🤖 AI Summary
Multimodal large language models (MLLMs) often inadvertently memorize sensitive information—such as personally identifiable data or harmful content—during training, and multimodal prompts can be exploited by adversaries to extract such knowledge. Yet, systematic evaluation of multimodal forgetting remains absent.
Method: We introduce UnLOK-VQA, the first benchmark for targeted sensitive-knowledge forgetting in MLLMs, built upon high-quality, human-curated image–text pairs. We design both white-box and black-box multimodal extraction attacks and propose a white-box forgetting method grounded in hidden-state interpretability.

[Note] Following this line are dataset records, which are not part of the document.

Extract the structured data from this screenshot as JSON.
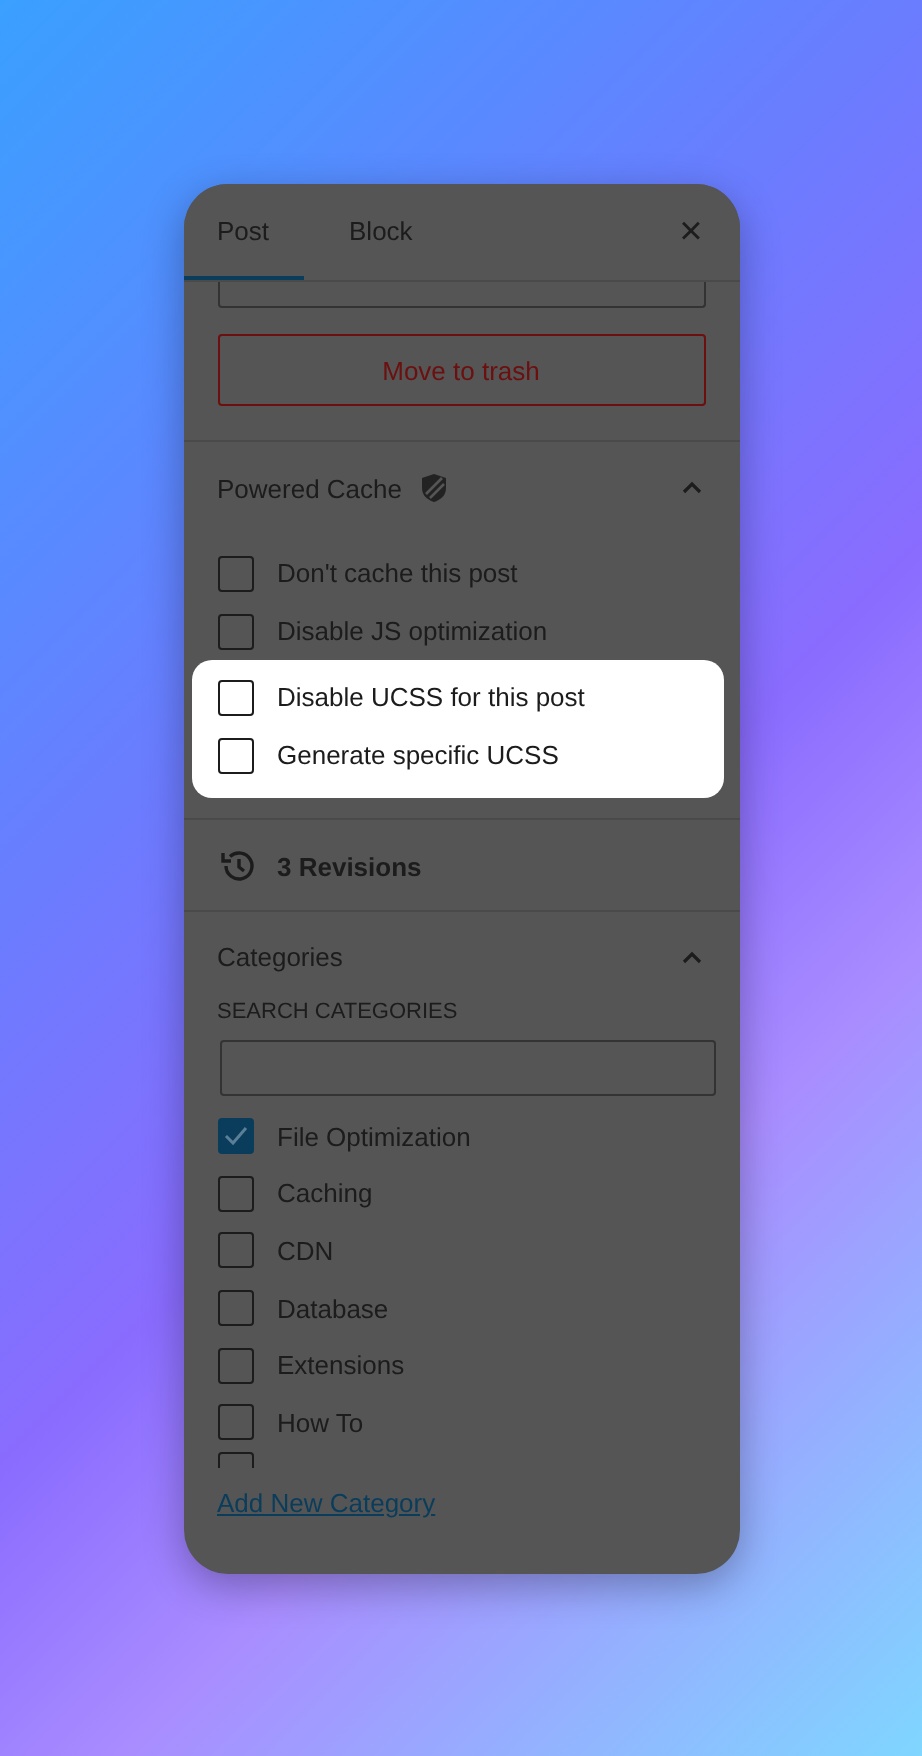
{
  "tabs": [
    {
      "label": "Post",
      "selected": true
    },
    {
      "label": "Block",
      "selected": false
    }
  ],
  "close_label": "×",
  "trash_button": "Move to trash",
  "powered_cache": {
    "title": "Powered Cache",
    "expanded": true,
    "options": [
      {
        "label": "Don't cache this post",
        "checked": false,
        "highlighted": false
      },
      {
        "label": "Disable JS optimization",
        "checked": false,
        "highlighted": false
      },
      {
        "label": "Disable UCSS for this post",
        "checked": false,
        "highlighted": true
      },
      {
        "label": "Generate specific UCSS",
        "checked": false,
        "highlighted": true
      }
    ]
  },
  "revisions": "3 Revisions",
  "categories": {
    "title": "Categories",
    "expanded": true,
    "search_label": "SEARCH CATEGORIES",
    "items": [
      {
        "label": "File Optimization",
        "checked": true
      },
      {
        "label": "Caching",
        "checked": false
      },
      {
        "label": "CDN",
        "checked": false
      },
      {
        "label": "Database",
        "checked": false
      },
      {
        "label": "Extensions",
        "checked": false
      },
      {
        "label": "How To",
        "checked": false
      }
    ],
    "partial": {
      "checked": false
    },
    "add_link": "Add New Category"
  }
}
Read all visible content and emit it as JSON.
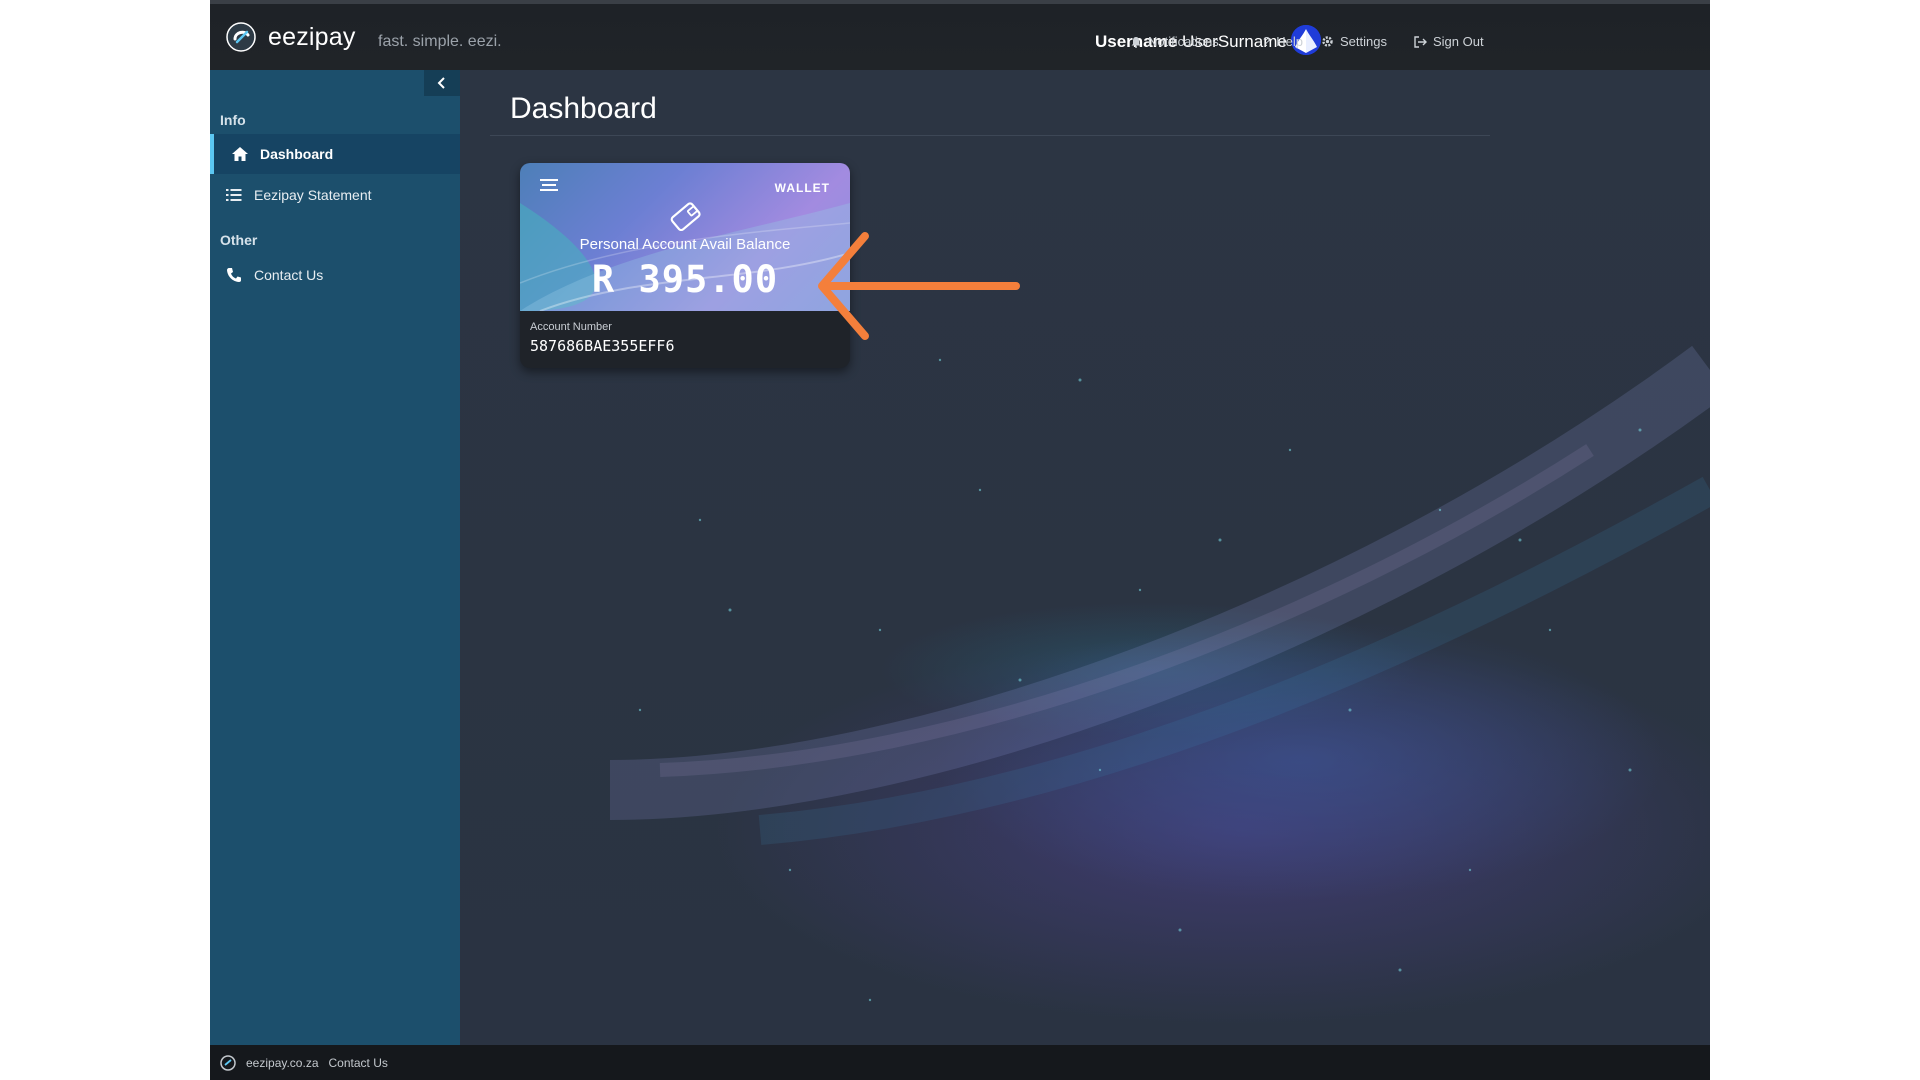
{
  "brand": {
    "name": "eezipay",
    "tagline": "fast. simple. eezi."
  },
  "header": {
    "username_bold": "Username",
    "username_rest": "UserSurname",
    "notifications_label": "Notifications",
    "help_label": "Help",
    "settings_label": "Settings",
    "signout_label": "Sign Out"
  },
  "sidebar": {
    "sections": [
      {
        "label": "Info",
        "items": [
          {
            "label": "Dashboard",
            "icon": "home-icon",
            "active": true
          },
          {
            "label": "Eezipay Statement",
            "icon": "list-icon",
            "active": false
          }
        ]
      },
      {
        "label": "Other",
        "items": [
          {
            "label": "Contact Us",
            "icon": "phone-icon",
            "active": false
          }
        ]
      }
    ]
  },
  "main": {
    "title": "Dashboard",
    "wallet": {
      "tag": "WALLET",
      "label": "Personal Account Avail Balance",
      "balance": "R 395.00",
      "account_label": "Account Number",
      "account_number": "587686BAE355EFF6"
    }
  },
  "footer": {
    "site": "eezipay.co.za",
    "contact": "Contact Us"
  },
  "colors": {
    "header_bg": "#1e2227",
    "sidebar_bg": "#1c4f6c",
    "sidebar_active_bg": "#164463",
    "active_accent": "#5cc7f2",
    "main_bg": "#2a3342",
    "arrow": "#f47f3b",
    "footer_bg": "#15181c"
  }
}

Contribution/Results: We find that erasing answer-related hidden-state representations is the most effective defense, and model scale positively correlates with post-forgetting robustness. Experiments demonstrate that multimodal attacks significantly outperform unimodal ones, establishing a foundational framework for secure forgetting research in MLLMs.
📝 Abstract
LLMs trained on massive datasets may inadvertently acquire sensitive information such as personal details and potentially harmful content. This risk is further heightened in multimodal LLMs as they integrate information from multiple modalities (image and text). Adversaries can exploit this knowledge through multimodal prompts to extract sensitive details. Evaluating how effectively MLLMs can forget such information (targeted unlearning) necessitates the creation of high-quality, well-annotated image-text pairs. While prior work on unlearning has focused on text, multimodal unlearning remains underexplored. To address this gap, we first introduce a multimodal unlearning benchmark, UnLOK-VQA (Unlearning Outside Knowledge VQA), as well as an attack-and-defense framework to evaluate methods for deleting specific multimodal knowledge from MLLMs. We extend a visual question-answering dataset using an automated pipeline that generates varying-proximity samples for testing generalization and specificity, followed by manual filtering for maintaining high quality. We then evaluate six defense objectives against seven attacks (four whitebox, three blackbox), including a novel whitebox method leveraging interpretability of hidden states. Our results show multimodal attacks outperform text- or image-only ones, and that the most effective defense removes answer information from internal model states. Additionally, larger models exhibit greater post-editing robustness, suggesting that scale enhances safety. UnLOK-VQA provides a rigorous benchmark for advancing unlearning in MLLMs.